Voilà 8 ans qu’Ingres est à Rome pour peaufiner son style. Les artistes y restent 2 ou 3 ans. Lui, restera 12 ans. Monsieur aime jouer les prolongations, à tous points de vue. Son terrain de jeu favori est le corps de la femme qu’il étire dans tous les sens. Ses modèles défilent sur le podium de ses explorations : la Baigneuse Valpinçon (1808), La Grande Odalisque (1814), Roger délivrant Angélique (1819). Assises, allongées, torturées… Ingres envoie toutes ses expériences en France mais sera moqué par un public trop perturbé par ces silhouettes improbables, trop peu académiques.

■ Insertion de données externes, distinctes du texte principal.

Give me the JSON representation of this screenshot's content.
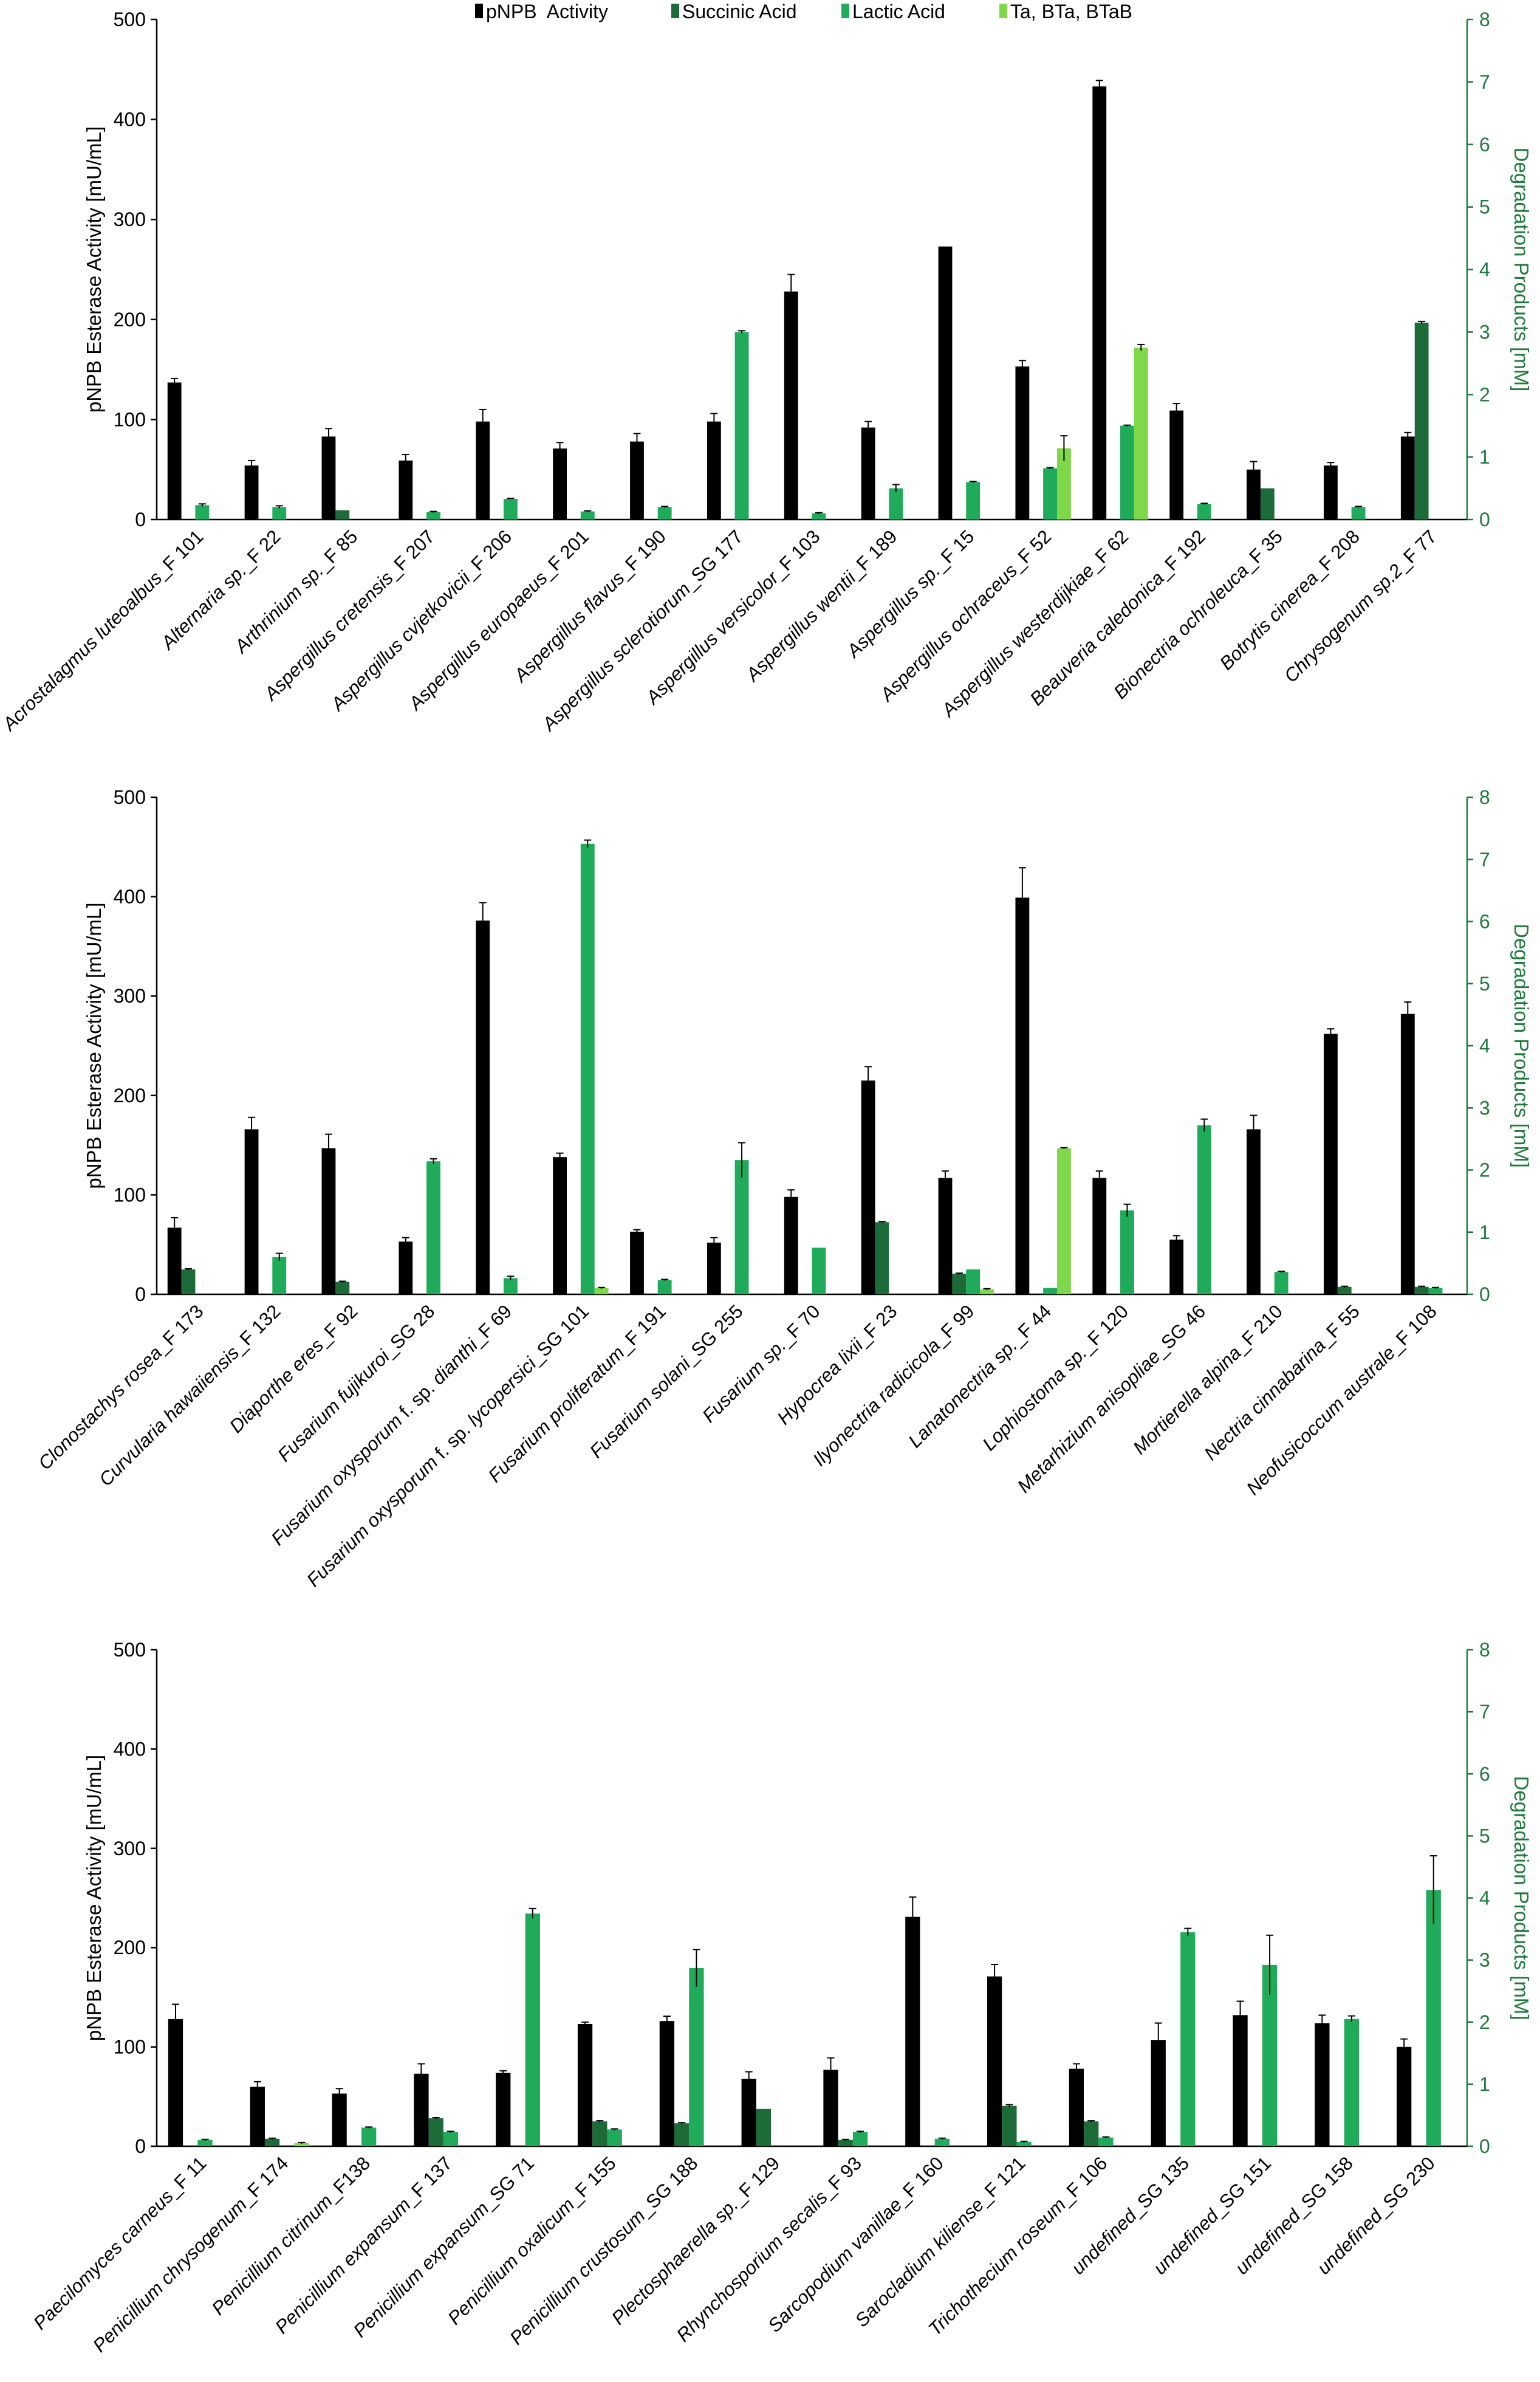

L’artiste qui vit sa trentaine doit grincer des dents, comme un violon échevelé. Il reste en Italie et peint l’Orient jamais vu, juste lu. Ingres dégaine les stéréotypes qui sont autant de prétextes plastiques. Orientalisme sauce « Montauban » : dans ses bains turcs, les chairs extra-pâles profitent de vapeurs imaginaires. Ses lumières ne font pas dans le réalisme. Pas de lumière zénithale précise dans un patio à mi-journée, pas de crépuscule compliqué par les broderies d’un moucharabieh. Les carnets d’Alger de Delacroix auront un accent plus documentaire.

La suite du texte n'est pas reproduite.